Wired.com: During the narrative of the book, you begin to DM (aka “to Dungeon Master,” or referee) some D&D games. As a first-timer to DMing, you must have learned some key lessons. What did that experience teach you?
Mazzanoble: DMing is much like hosting a party — something I am very familiar with. You need to have the right mix of people, provide a comfortable atmosphere, and be flexible so you can respond quickly to your guests’ needs. If you’re having fun, your guests will too. However, also like DMing, I tend to overcomplicate matters. I really like cooking so I make every little thing from scratch. Why buy a chutney when you can make your own in 16 easy steps?

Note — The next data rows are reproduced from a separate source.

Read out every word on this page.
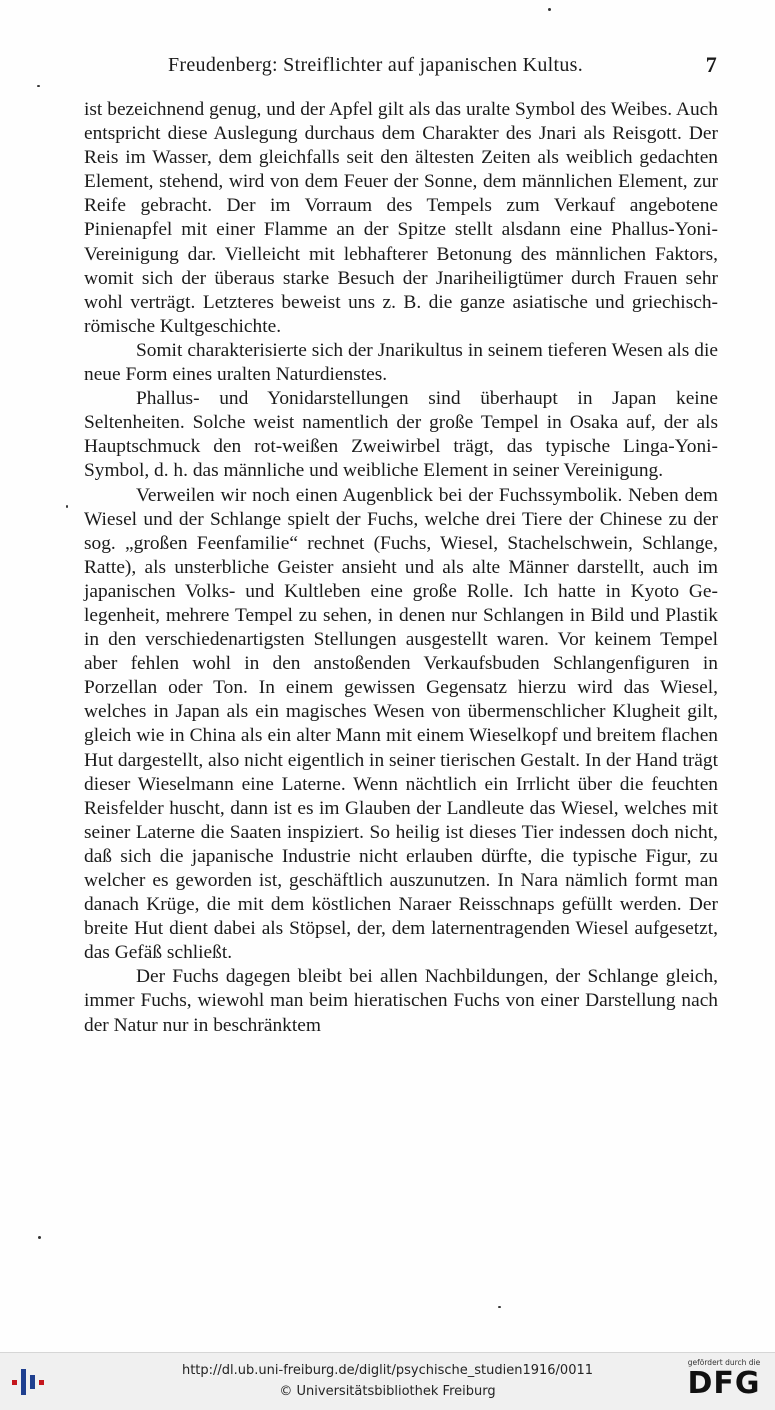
Freudenberg: Streiflichter auf japanischen Kultus.	7

ist bezeichnend genug, und der Apfel gilt als das uralte Symbol des Weibes. Auch entspricht diese Auslegung durchaus dem Charakter des Jnari als Reisgott. Der Reis im Wasser, dem gleichfalls seit den ältesten Zeiten als weiblich gedachten Element, stehend, wird von dem Feuer der Sonne, dem männlichen Element, zur Reife gebracht. Der im Vorraum des Tempels zum Verkauf angebotene Pinienapfel mit einer Flamme an der Spitze stellt alsdann eine Phallus-Yoni-Vereinigung dar. Vielleicht mit lebhafterer Betonung des männlichen Faktors, womit sich der überaus starke Besuch der Jnariheiligtümer durch Frauen sehr wohl verträgt. Letzteres beweist uns z. B. die ganze asiatische und griechisch-römische Kultgeschichte.

Somit charakterisierte sich der Jnarikultus in seinem tieferen Wesen als die neue Form eines uralten Naturdienstes.

Phallus- und Yonidarstellungen sind überhaupt in Japan keine Seltenheiten. Solche weist namentlich der große Tempel in Osaka auf, der als Hauptschmuck den rot-weißen Zweiwirbel trägt, das typische Linga-Yoni-Symbol, d. h. das männliche und weibliche Element in seiner Vereinigung.

Verweilen wir noch einen Augenblick bei der Fuchssymbolik. Neben dem Wiesel und der Schlange spielt der Fuchs, welche drei Tiere der Chinese zu der sog. „großen Feenfamilie“ rechnet (Fuchs, Wiesel, Stachelschwein, Schlange, Ratte), als unsterbliche Geister ansieht und als alte Männer darstellt, auch im japanischen Volks- und Kultleben eine große Rolle. Ich hatte in Kyoto Gelegenheit, mehrere Tempel zu sehen, in denen nur Schlangen in Bild und Plastik in den verschiedenartigsten Stellungen ausgestellt waren. Vor keinem Tempel aber fehlen wohl in den anstoßenden Verkaufsbuden Schlangenfiguren in Porzellan oder Ton. In einem gewissen Gegensatz hierzu wird das Wiesel, welches in Japan als ein magisches Wesen von übermenschlicher Klugheit gilt, gleich wie in China als ein alter Mann mit einem Wieselkopf und breitem flachen Hut dargestellt, also nicht eigentlich in seiner tierischen Gestalt. In der Hand trägt dieser Wieselmann eine Laterne. Wenn nächtlich ein Irrlicht über die feuchten Reisfelder huscht, dann ist es im Glauben der Landleute das Wiesel, welches mit seiner Laterne die Saaten inspiziert. So heilig ist dieses Tier indessen doch nicht, daß sich die japanische Industrie nicht erlauben dürfte, die typische Figur, zu welcher es geworden ist, geschäftlich auszunutzen. In Nara nämlich formt man danach Krüge, die mit dem köstlichen Naraer Reisschnaps gefüllt werden. Der breite Hut dient dabei als Stöpsel, der, dem laternentragenden Wiesel aufgesetzt, das Gefäß schließt.

Der Fuchs dagegen bleibt bei allen Nachbildungen, der Schlange gleich, immer Fuchs, wiewohl man beim hieratischen Fuchs von einer Darstellung nach der Natur nur in beschränktem

http://dl.ub.uni-freiburg.de/diglit/psychische_studien1916/0011
© Universitätsbibliothek Freiburg
gefördert durch die
DFG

Once, at a dinner party I hosted, I labored over making my own butter. I mean, seriously? I live 38 seconds from a Safeway but I insisted on making butter. It was delicious — garlic- and rosemary-infused — and of course in the flurry of all the other activity such as enjoying my friend’s company and shoving puff-pastry pizzas into my face, I completely forgot to serve it. The same thing happened in a D&D game I ran where I insisted on writing the whole adventure myself. I had every monster strategically hidden away, ready to pounce when the [player characters] dared step in its aura. Only my gargoyles were hidden a little too well and I forgot about them. All that work and they never even saw combat. In both cases, no one was the wiser. And my butter-making days are over. I feel so liberated.
Wired.com: You also make a rather grand pronouncement at that beginning of your book: “That’s the thing about D&D. It changes lives. And was about to change mine. Roll for initiative, universe.” So, without giving away too much, how did it change your life?
Mazzanoble: Well, you and I both know how much D&D can change a person — for the better, I might add. Even before I wrote this book, D&D had changed my life because I’ve met some of my best friends and most inspiring people because of it.
I have some … quirks … shall we say, and thought I might benefit from working on some of them. During the course of writing this book, I tried to live my life the way my D&D character would and it has helped me to loosen up, lighten up and even in some cases live it up. I seem to spend more time in taverns now.